得られたポリエステルフィルムに、下記に示す離型剤組成−Aからなる離型剤を塗布量(乾燥後)が0.12g/mになるようにリバースグラビアコート方式により塗布し、ドライヤー温度120℃、ライン速度30m/分の条件でロール状の離型ポリエステルフィルムを得た。得られた離型ポリエステルフィルムは、剥離力が12mN/cm離型フィルムで、シリコーン系成分の移行性評価接着率が95%、耐空気暴露性試験で空気暴露1日後の剥離力が13mN/cm以下、空気暴露前後の剥離力変動比は8%、さらに、MOR_C値は2.3であった。
<離型剤組成−A>
付加型硬化シリコーン樹脂(BY24−561 30%:東レ・ダウコーニング社製)6.7部
無溶剤系付加型硬化シリコーン樹脂(DEHEISIVE 929 固形分濃度100重量%:旭化成ワッカーシリコーン社製) 1.0部
硬化剤(V24 固形分濃度100重量%:旭化成ワッカーシリコーン社製)
0.08部
付加型白金触媒(BY24−835 固形分濃度100重量%:東レ・ダウコーニング社製) 0.30部
MEK/トルエン/n−ヘプタン混合溶媒(混合比率は1:1:1.5)
得られたポリエステルフィルムは、下記方法で偏向板を作成し、クロスニコル下での目視検査性と剥離特性の評価を行った。得られた離型フィルムは光干渉性無く検査可能であり、かつ、偏光板綺麗に剥がれ、粘着剤が離型層に付着する現象が見られなかった。
<離型フィルム付き偏光板の製造>
偏光板に下記に示すアクリル粘着剤を、乾燥後の厚みが25μmとなるように塗布し、130℃の乾燥炉内を30秒で通過させた後、離型フィルムを貼り合わせ、粘着剤を介して離型フィルムと偏光フィルムが密着された離型フィルム付き偏光板を作成した。フィルムの貼り合せ方向は、離型フィルムの幅方向が、偏光フィルムの配向軸と平行となるように行った。
・アクリル粘着剤塗布液
アクリル粘着剤(オリバインBPS429−4:東洋インキ製) 100部
硬化剤(BPS8515:東洋インキ製) 3部
MEK/トルエン混合溶媒(混合比率は1:1) 50部
実施例2〜6:
実施例1において、ポリエステルフィルム製造時の延伸倍率、フィルム厚さを変更する、塗布層中離型剤組成の無溶剤系シリコーン含有量を変更する以外は実施例1と同様にして製造し、ポリエステルフィルムを得た。得られた結果をまとめて下記表1に示す。
Figure 0005595899
比較例1〜
実施例1において、ポリエステルフィルム製造時の延伸倍率、フィルム厚さを変更する、塗布層中離型剤組成の無溶剤系シリコーン含有量を変更する以外は実施例1と同様にして製造し、ポリエステルフィルムを得た。
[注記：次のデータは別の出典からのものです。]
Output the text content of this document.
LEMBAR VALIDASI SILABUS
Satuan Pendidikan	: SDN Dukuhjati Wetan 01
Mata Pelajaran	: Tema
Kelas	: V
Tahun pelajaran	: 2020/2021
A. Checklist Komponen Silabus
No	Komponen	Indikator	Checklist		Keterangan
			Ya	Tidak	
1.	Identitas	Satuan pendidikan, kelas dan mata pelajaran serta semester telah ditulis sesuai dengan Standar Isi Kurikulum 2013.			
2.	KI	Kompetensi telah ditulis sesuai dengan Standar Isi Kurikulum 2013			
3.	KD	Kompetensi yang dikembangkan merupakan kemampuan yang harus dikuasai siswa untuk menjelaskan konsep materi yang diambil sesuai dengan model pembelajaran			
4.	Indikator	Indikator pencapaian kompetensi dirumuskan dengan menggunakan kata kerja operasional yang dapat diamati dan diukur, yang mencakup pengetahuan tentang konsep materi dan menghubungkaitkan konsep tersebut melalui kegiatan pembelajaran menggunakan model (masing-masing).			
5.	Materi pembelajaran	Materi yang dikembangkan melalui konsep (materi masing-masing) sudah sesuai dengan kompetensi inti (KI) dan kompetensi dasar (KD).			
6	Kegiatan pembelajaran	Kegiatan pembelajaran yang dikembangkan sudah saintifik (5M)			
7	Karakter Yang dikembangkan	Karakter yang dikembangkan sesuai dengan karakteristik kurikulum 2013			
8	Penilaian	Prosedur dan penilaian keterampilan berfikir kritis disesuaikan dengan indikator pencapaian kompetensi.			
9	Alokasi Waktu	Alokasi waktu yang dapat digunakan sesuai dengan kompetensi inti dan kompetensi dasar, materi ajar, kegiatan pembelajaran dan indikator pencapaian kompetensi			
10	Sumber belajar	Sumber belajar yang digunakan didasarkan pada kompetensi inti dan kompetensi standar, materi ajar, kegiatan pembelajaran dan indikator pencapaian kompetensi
得られた結果をまとめて下記表2に示す。
Figure 0005595899
本発明のポリエステルフィルムは、需要が大きい光学用途における偏光板用、もしくは、基材レス両面粘着シート用分野で、工程汚染や粘着剤への異物軽減を図ることで生産性生産性が良く、剥離力が小さい、かつ偏光検査性に優れる離型ポリエステルフィルムとして好適に利用することができる。

Claims (2)

  1. アルケニル基含有ポリジオルガノシロキサンを含む無溶剤系付加反応硬化型シリコーンを含有する塗布剤を塗布して設けられた離型層を片面に有する離型フィルムであり、該離型層中に25℃における粘度が150〜250mPa・Sである無溶剤系付加反応硬化型シリコーンを0.5〜5.0重量部含有し、離型層のテープ剥離力が15mN/cm以下であり、かつ、シリコーン系成分の移行性評価接着率が90%以上であることを特徴とする偏光板用離型ポリエステルフィルム。
  2. 1日空気暴露後の離型層のテープ剥離力が15mN/cm以下である請求項1に記載の偏光板用離型ポリエステルフィルム。